This article was provided by the Ontario Mining Association (OMA), an organization that was established in 1920 to represent the mining industry of the province.
A Memorandum of Understanding between Ontario Mining Association member Quadra FNX and the Sagamok Anishnawbek First Nation strengthens relationships among mining companies and First Nations in the province. The MOU is designed to serve as a foundation for a working relationship between both parties concerning Quadra FNX’s advanced exploration program on the Victoria Project in Sudbury.
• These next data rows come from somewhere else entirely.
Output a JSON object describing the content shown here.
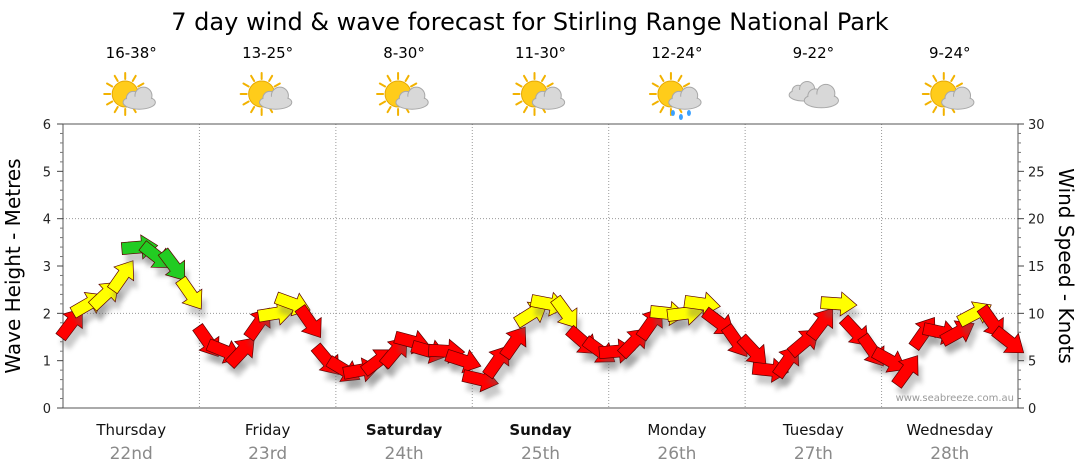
{
  "chart_data": {
    "type": "line",
    "title": "7 day wind & wave forecast for Stirling Range National Park",
    "ylabel_left": "Wave Height - Metres",
    "ylabel_right": "Wind Speed - Knots",
    "ylim_left": [
      0,
      6
    ],
    "ylim_right": [
      0,
      30
    ],
    "left_ticks": [
      "0",
      "1",
      "2",
      "3",
      "4",
      "5",
      "6"
    ],
    "right_ticks": [
      "0",
      "5",
      "10",
      "15",
      "20",
      "25",
      "30"
    ],
    "watermark": "www.seabreeze.com.au",
    "days": [
      {
        "name": "Thursday",
        "date": "22nd",
        "temp": "16-38°",
        "weather": "partly-cloudy",
        "bold": false
      },
      {
        "name": "Friday",
        "date": "23rd",
        "temp": "13-25°",
        "weather": "partly-cloudy",
        "bold": false
      },
      {
        "name": "Saturday",
        "date": "24th",
        "temp": "8-30°",
        "weather": "partly-cloudy",
        "bold": true
      },
      {
        "name": "Sunday",
        "date": "25th",
        "temp": "11-30°",
        "weather": "partly-cloudy",
        "bold": true
      },
      {
        "name": "Monday",
        "date": "26th",
        "temp": "12-24°",
        "weather": "showers",
        "bold": false
      },
      {
        "name": "Tuesday",
        "date": "27th",
        "temp": "9-22°",
        "weather": "cloudy",
        "bold": false
      },
      {
        "name": "Wednesday",
        "date": "28th",
        "temp": "9-24°",
        "weather": "partly-cloudy",
        "bold": false
      }
    ],
    "series": [
      {
        "name": "Wind speed (knots)",
        "axis": "right",
        "x_hours": [
          0,
          3,
          6,
          9,
          12,
          15,
          18,
          21,
          24,
          27,
          30,
          33,
          36,
          39,
          42,
          45,
          48,
          51,
          54,
          57,
          60,
          63,
          66,
          69,
          72,
          75,
          78,
          81,
          84,
          87,
          90,
          93,
          96,
          99,
          102,
          105,
          108,
          111,
          114,
          117,
          120,
          123,
          126,
          129,
          132,
          135,
          138,
          141,
          144,
          147,
          150,
          153,
          156,
          159,
          162,
          165
        ],
        "values": [
          9,
          11,
          12,
          14,
          17,
          16,
          15,
          12,
          7,
          6,
          6,
          9,
          10,
          11,
          9,
          5,
          4,
          4,
          5,
          6,
          7,
          6,
          6,
          5,
          3,
          5,
          7,
          10,
          11,
          10,
          7,
          6,
          6,
          7,
          9,
          10,
          10,
          11,
          9,
          7,
          6,
          4,
          5,
          7,
          9,
          11,
          8,
          6,
          5,
          4,
          8,
          8,
          8,
          10,
          9,
          7
        ],
        "colors": {
          "under_10": "#ff0000",
          "10_to_15": "#ffff00",
          "15_to_20": "#22cc22"
        }
      }
    ]
  }
}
Quadra FNX and the Sagamok First Nation will work towards a full Impact Benefits Agreement. The company is proceeding with efforts to gain environmental permitting for the project. The MOU was signed in Sudbury by Chief Paul Eshkakogan of the Sagamok First Nation and Michael Winship, Chief Operating Officer of Quadra FNX.
“This MOU will facilitate open and timely dialogue between Quadra FNX and our First Nation as it relates to the company’s activities to develop the Victoria Advanced Exploration project,” said Chief Eshkakogan. “We look forward to negotiating an IBA that will provide benefits for our members and ensure the environment and our traditional territories are protected.”
“We are very pleased to have signed an MOU with Sagamok,” said Paul Blythe, President and Chief Executive Officer of Quadra FNX. “As a company we believe in having a strong relationship with all First Nations communities and other stakeholders in the Sudbury area and this MOU is an important step in establishing a long term, mutually beneficial partnership.”
The Sagamok Anishnawbek First Nation is located on the north shore of Lake Huron about 80 kilometres west of Sudbury. The community, with a registered population of 2,636, is located in one of the most active mineral exploration areas in Canada.
Quadra FNX is a mid-tier copper mining company with offices in Vancouver and Toronto, which employs about 2,500 people in North America and South America. The company produces copper, nickel and precious metals from mines in Nevada, Arizona, Chile and Sudbury. It has two major development projects – Sierra Gorda, a copper-molybdenum deposit in Chile and Victoria in Ontario.
The Victoria Project is believed to contain 3.4 billion pounds of copper equivalent. It is a poly-metallic deposit containing copper, nickel and precious metals located about 30 kilometres southwest of downtown Sudbury. The capital cost to develop the property is estimated at $750 million.
Mining is the largest private sector employer of Aboriginals in Canada. Aboriginals represent 7.5% of the mining workforce. Between 1996 and 2006, there was a 43% increase in the number of Aboriginals employed in the mineral sector rising from 2,600 to more than 4,500. In the six years since, 2006, this number has increased significantly as more mining exploration and development takes place in areas close to Aboriginal communities.